Around the time that polls were closing on Super Tuesday in the U.S., Communist Party news outlets in China began syndicating a 15-image slideshow: “The Erratic Trump is Actually a Winner in Life.”
It opens with an image of Donald Trump’s extended family, and a list of reasons why Trump “couldn’t be more inspirational,” including his bestselling books, real-estate empire, and beautiful wives and daughters. But it’s the first item on the list that packs punch outside of China’s leadership class: “fuerdai.”
Roughly translated, the term means “rich second generation,” and refers to the luxury-loving children of the entrepreneurs and politicians who grew wealthy as China’s economy opened up. Spoiled, entitled and ostentatious, the fuerdai “are to China what Paris Hilton was to the U.S. a decade ago, only less tasteful,” as Bloomberg BusinessWeek put it last year.
Their list of offenses is endless: burning money (and posting pics to social media), buying opulent watches for their dogs (and posting pics to social media), holding orgies. But above all, fuerdai seem to exemplify the social and economic canyon that’s opened between China’s privileged classes and everyone else. Unlike most Chinese, fuerdai can misbehave and then — thanks to family wealth and connections — quickly transition to positions of authority when they decide to grow up.

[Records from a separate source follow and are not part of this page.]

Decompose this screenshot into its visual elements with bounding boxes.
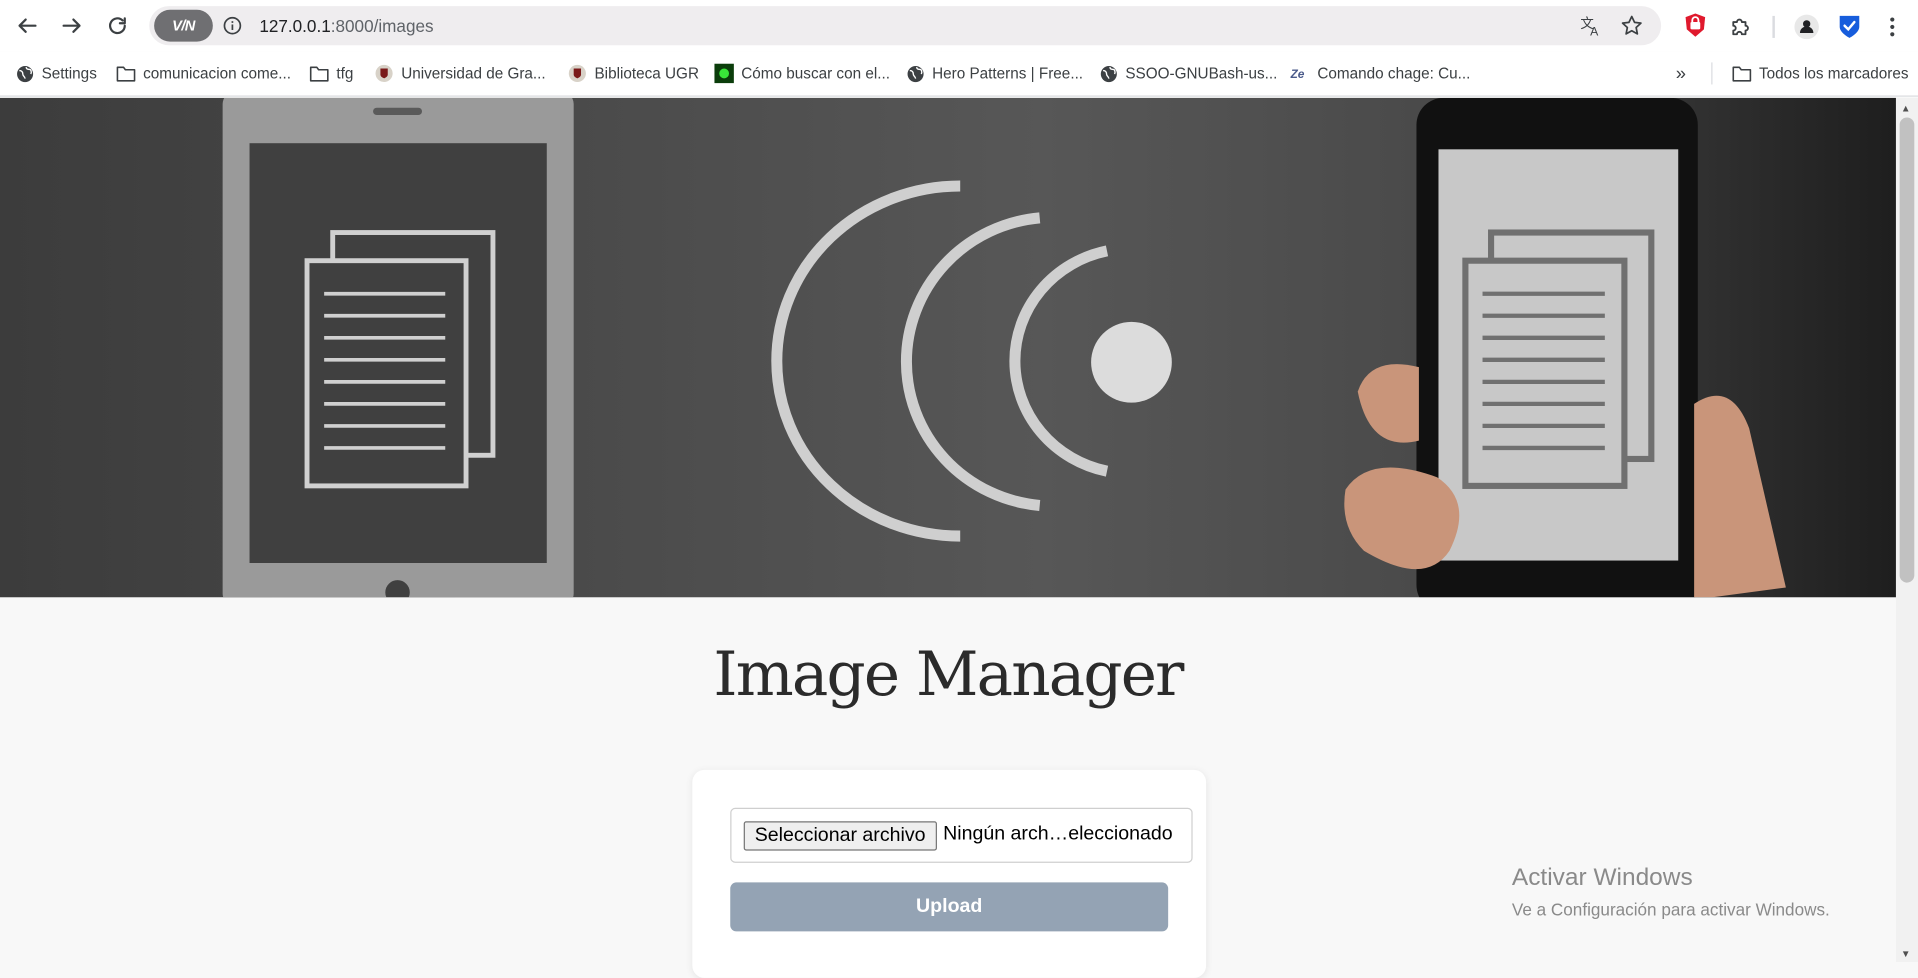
file-input[interactable]: Seleccionar archivo Ningún arch…eleccion…	[730, 807, 1193, 863]
crest-icon	[568, 64, 588, 84]
bookmark-star-icon[interactable]	[1620, 13, 1644, 37]
bookmarks-bar: Settings comunicacion come... tfg Univer…	[0, 51, 1918, 97]
svg-text:Ze: Ze	[1290, 67, 1304, 81]
url-text[interactable]: 127.0.0.1:8000/images	[259, 16, 433, 36]
bookmark-label: Comando chage: Cu...	[1317, 64, 1471, 83]
brave-shield-icon[interactable]	[1682, 12, 1709, 39]
bookmark-folder-comunicacion[interactable]: comunicacion come...	[116, 62, 291, 84]
svg-text:A: A	[1590, 24, 1599, 36]
bookmark-settings[interactable]: Settings	[15, 62, 97, 84]
bookmark-label: comunicacion come...	[143, 64, 291, 83]
scroll-up-arrow-icon[interactable]: ▲	[1901, 103, 1911, 114]
reload-icon	[109, 17, 126, 35]
site-info-icon[interactable]	[223, 16, 243, 36]
bookmark-label: Universidad de Gra...	[401, 64, 546, 83]
bookmark-label: Hero Patterns | Free...	[932, 64, 1084, 83]
hero-banner-image	[0, 97, 1896, 598]
bookmarks-overflow-button[interactable]: »	[1676, 62, 1686, 84]
all-bookmarks-label: Todos los marcadores	[1758, 64, 1909, 83]
bookmark-label: SSOO-GNUBash-us...	[1125, 64, 1278, 83]
bookmark-ssoo[interactable]: SSOO-GNUBash-us...	[1098, 62, 1277, 84]
watermark-subtitle: Ve a Configuración para activar Windows.	[1511, 899, 1830, 920]
folder-icon	[116, 64, 136, 84]
bookmark-hero-patterns[interactable]: Hero Patterns | Free...	[905, 62, 1083, 84]
bookmark-comando-chage[interactable]: Ze Comando chage: Cu...	[1290, 62, 1470, 84]
bookmark-biblioteca[interactable]: Biblioteca UGR	[568, 62, 699, 84]
globe-icon	[905, 64, 925, 84]
url-path: :8000/images	[330, 15, 434, 36]
toolbar-divider	[1772, 15, 1775, 38]
folder-icon	[1732, 64, 1752, 84]
forward-button[interactable]	[55, 9, 89, 43]
globe-icon	[1098, 64, 1118, 84]
vpn-badge[interactable]: V/N	[154, 9, 213, 42]
windows-activation-watermark: Activar Windows Ve a Configuración para …	[1512, 864, 1830, 919]
ze-icon: Ze	[1290, 64, 1310, 84]
document-icon	[304, 230, 496, 489]
address-bar[interactable]: V/N 127.0.0.1:8000/images 文A	[149, 6, 1662, 46]
page-scrollbar[interactable]: ▲ ▼	[1895, 97, 1918, 962]
bookmark-label: tfg	[336, 64, 354, 83]
reload-button[interactable]	[100, 9, 134, 43]
browser-menu-icon[interactable]	[1879, 13, 1906, 40]
bookmark-universidad[interactable]: Universidad de Gra...	[374, 62, 546, 84]
globe-icon	[15, 64, 35, 84]
translate-icon[interactable]: 文A	[1578, 13, 1602, 37]
folder-icon	[309, 64, 329, 84]
wireless-signal-icon	[771, 180, 1172, 542]
bookmark-label: Biblioteca UGR	[594, 64, 700, 83]
bookmark-como-buscar[interactable]: Cómo buscar con el...	[714, 62, 890, 84]
browser-toolbar: V/N 127.0.0.1:8000/images 文A	[0, 0, 1918, 52]
upload-card: Seleccionar archivo Ningún arch…eleccion…	[692, 769, 1207, 978]
scrollbar-thumb[interactable]	[1899, 117, 1915, 583]
extensions-puzzle-icon[interactable]	[1727, 13, 1754, 40]
all-bookmarks-folder[interactable]: Todos los marcadores	[1732, 62, 1909, 84]
file-status-text: Ningún arch…eleccionado	[943, 823, 1173, 845]
upload-button[interactable]: Upload	[730, 882, 1169, 932]
bookmark-folder-tfg[interactable]: tfg	[309, 62, 353, 84]
bookmarks-divider	[1711, 62, 1713, 85]
scroll-down-arrow-icon[interactable]: ▼	[1901, 949, 1911, 960]
url-host: 127.0.0.1	[259, 15, 331, 36]
watermark-title: Activar Windows	[1511, 864, 1693, 891]
forward-arrow-icon	[62, 18, 81, 33]
bookmark-label: Settings	[41, 64, 97, 83]
file-transfer-illustration	[222, 97, 1786, 598]
profile-avatar-icon[interactable]	[1793, 13, 1820, 40]
document-icon	[1462, 229, 1655, 489]
back-arrow-icon	[18, 18, 37, 33]
choose-file-button[interactable]: Seleccionar archivo	[743, 821, 937, 851]
bookmark-label: Cómo buscar con el...	[741, 64, 890, 83]
bitwarden-shield-icon[interactable]	[1836, 13, 1863, 40]
page-title: Image Manager	[713, 638, 1184, 710]
crest-icon	[374, 64, 394, 84]
green-square-icon	[714, 63, 734, 84]
back-button[interactable]	[10, 9, 44, 43]
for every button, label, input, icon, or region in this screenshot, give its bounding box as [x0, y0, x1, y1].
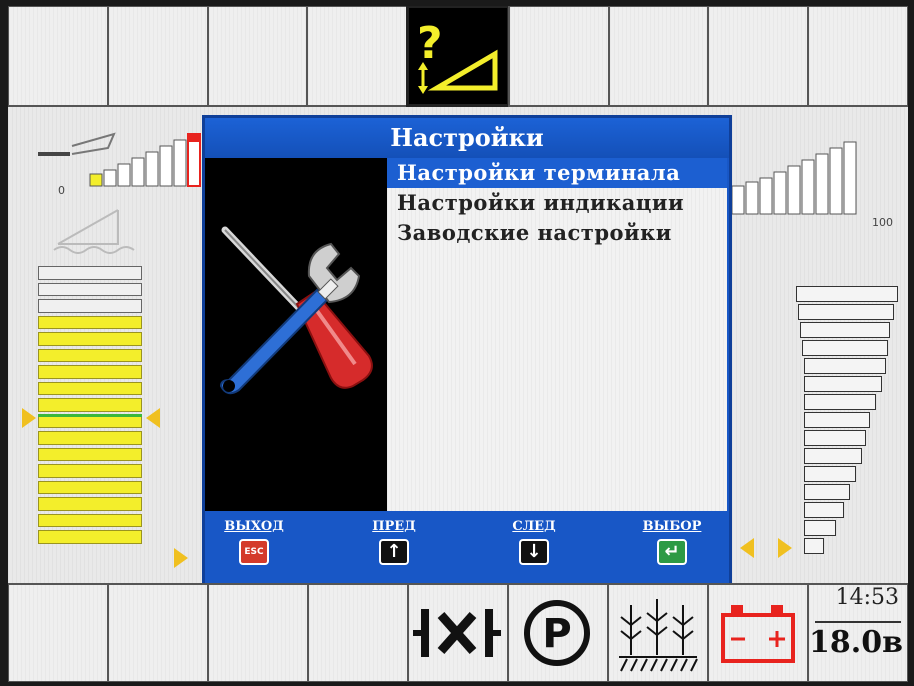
exit-label: ВЫХОД	[224, 519, 284, 534]
bottom-slot-parking[interactable]: P	[507, 583, 609, 682]
select-button[interactable]: ВЫБОР ↵	[627, 519, 717, 565]
exit-button[interactable]: ВЫХОД ESC	[209, 519, 299, 565]
bottom-slot-2[interactable]	[107, 583, 209, 682]
bottom-slot-crop[interactable]	[607, 583, 709, 682]
bottom-slot-track-lock[interactable]	[407, 583, 509, 682]
crop-header-icon	[619, 599, 698, 672]
top-slot-warning[interactable]: ?	[406, 6, 510, 107]
top-slot-4[interactable]	[306, 6, 409, 107]
top-slot-2[interactable]	[106, 6, 209, 107]
left-bottom-arrow	[174, 548, 188, 568]
clock-time: 14:53	[835, 585, 899, 610]
top-slot-9[interactable]	[807, 6, 908, 107]
left-level-marker	[38, 414, 142, 417]
svg-text:?: ?	[417, 18, 443, 69]
settings-dialog: Настройки Настройки терминала Настройки …	[202, 115, 732, 587]
settings-menu: Настройки терминала Настройки индикации …	[387, 158, 727, 511]
arrow-down-icon: ↓	[519, 539, 549, 565]
dialog-footer: ВЫХОД ESC ПРЕД ↑ СЛЕД ↓ ВЫБОР ↵	[205, 511, 729, 584]
terminal-screen: ? 0 100 Настройки Настройки терминала На…	[8, 6, 908, 682]
bottom-slot-status: 14:53 18.0в	[807, 583, 908, 682]
select-label: ВЫБОР	[642, 519, 702, 534]
left-level-bar	[38, 266, 142, 547]
left-marker-arrow-right	[146, 408, 160, 428]
top-slot-1[interactable]	[8, 6, 109, 107]
right-bottom-arrow-left	[740, 538, 754, 558]
bottom-icon-bar: P 14:53 18.0в	[8, 583, 908, 682]
right-scale-max: 100	[872, 216, 893, 229]
dialog-title: Настройки	[205, 118, 729, 158]
esc-key-icon: ESC	[239, 539, 269, 565]
wrench-screwdriver-icon	[219, 226, 373, 395]
top-slot-6[interactable]	[507, 6, 610, 107]
bottom-slot-1[interactable]	[8, 583, 109, 682]
battery-icon	[721, 605, 795, 663]
header-tilt-icon	[53, 209, 135, 254]
enter-key-icon: ↵	[657, 539, 687, 565]
bottom-slot-4[interactable]	[307, 583, 409, 682]
left-marker-arrow	[22, 408, 36, 428]
track-lock-icon	[413, 609, 501, 657]
battery-voltage: 18.0в	[809, 625, 903, 660]
parking-brake-icon: P	[524, 600, 590, 666]
prev-button[interactable]: ПРЕД ↑	[349, 519, 439, 565]
warning-header-icon: ?	[417, 18, 498, 94]
next-label: СЛЕД	[512, 519, 556, 534]
top-slot-3[interactable]	[206, 6, 309, 107]
menu-item-display-settings[interactable]: Настройки индикации	[387, 188, 727, 218]
header-height-gauge	[38, 132, 201, 187]
menu-item-terminal-settings[interactable]: Настройки терминала	[387, 158, 727, 188]
top-icon-bar: ?	[8, 6, 908, 107]
right-bottom-arrow-right	[778, 538, 792, 558]
menu-item-factory-settings[interactable]: Заводские настройки	[387, 218, 727, 248]
top-slot-8[interactable]	[707, 6, 810, 107]
bottom-slot-3[interactable]	[207, 583, 309, 682]
arrow-up-icon: ↑	[379, 539, 409, 565]
svg-text:P: P	[542, 611, 571, 657]
next-button[interactable]: СЛЕД ↓	[489, 519, 579, 565]
bottom-slot-battery	[707, 583, 809, 682]
left-scale-min: 0	[58, 184, 65, 197]
top-slot-7[interactable]	[607, 6, 710, 107]
right-top-gauge	[731, 141, 857, 215]
dialog-image-pane	[205, 158, 387, 511]
prev-label: ПРЕД	[372, 519, 416, 534]
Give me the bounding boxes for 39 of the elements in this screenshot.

Trump, with his inherited wealth and gaudy taste, seems to offer a perfect American analog. Although “The Apprentice” has long been popular in China, Trump is rarely viewed in positive terms, either as a leader or even a businessman. In a country where real-estate fortunes are often built on corruption, and where property tycoons rank among the most hated public figures, nobody is likely to view Trump as an entrepreneurial Jack Ma type. Unflattering references to Trump and his family have been circulating online for years.
But the reaction got more serious as Trump’s presidential campaign geared up in 2015. In August, Caijing, one of China’s most respected business magazines, published a story titled, “Republican `Dark Horse’ Donald Trump: A Celebrity Fuerdai Will Not Make a Good President.” In case anyone was wondering why that description was apt, the author spelled it out: “He was born into a real estate family, went to the Wharton School at the University of Pennsylvania, and took his father’s company into high-end real estate — truly, he is a fuerdai.”
The association only became stronger after Trump’s infamous “Today” show appearance in which he revealed that he got his start in business via a “small” $1 million loan from his father. Some commentators compared him to Wang Sicong, the son of China’s richest man, best known for buying Apple Watches for his dog, offering crudely Trump-like appreciations of women and starting an online entertainment business (with dad’s money).
But fuerdai isn’t even the worst characterization of Trump in the Chinese media. By turns, he’s been called a clown, a reminder of Hitler and anti-Chinese due to his threats to start a trade war. In some ways, he often seems like a more outgoing and humorous version of the kinds of connected individuals who typically succeed in the Chinese autocracy.
It doesn’t help that U.S. President Barack Obama has long been a popular and even inspirational figure in China (his policies, much less so) precisely because he rose to the pinnacle of American power despite a lack of money and connections. That kind of rise is impossible in China, where ethnic minorities are largely shut out of government and the top job is held by the son of one of the country’s modern founders.
If there’s any consolation for Trump, it’s in knowing that China’s leaders appeared uncomfortable with Obama’s populist appeal during his earliest visits to the country. Trump, by virtue of his background, won’t carry that kind of baggage. Rather, he’s just the kind of guy that China’s leaders are accustomed to doing business with.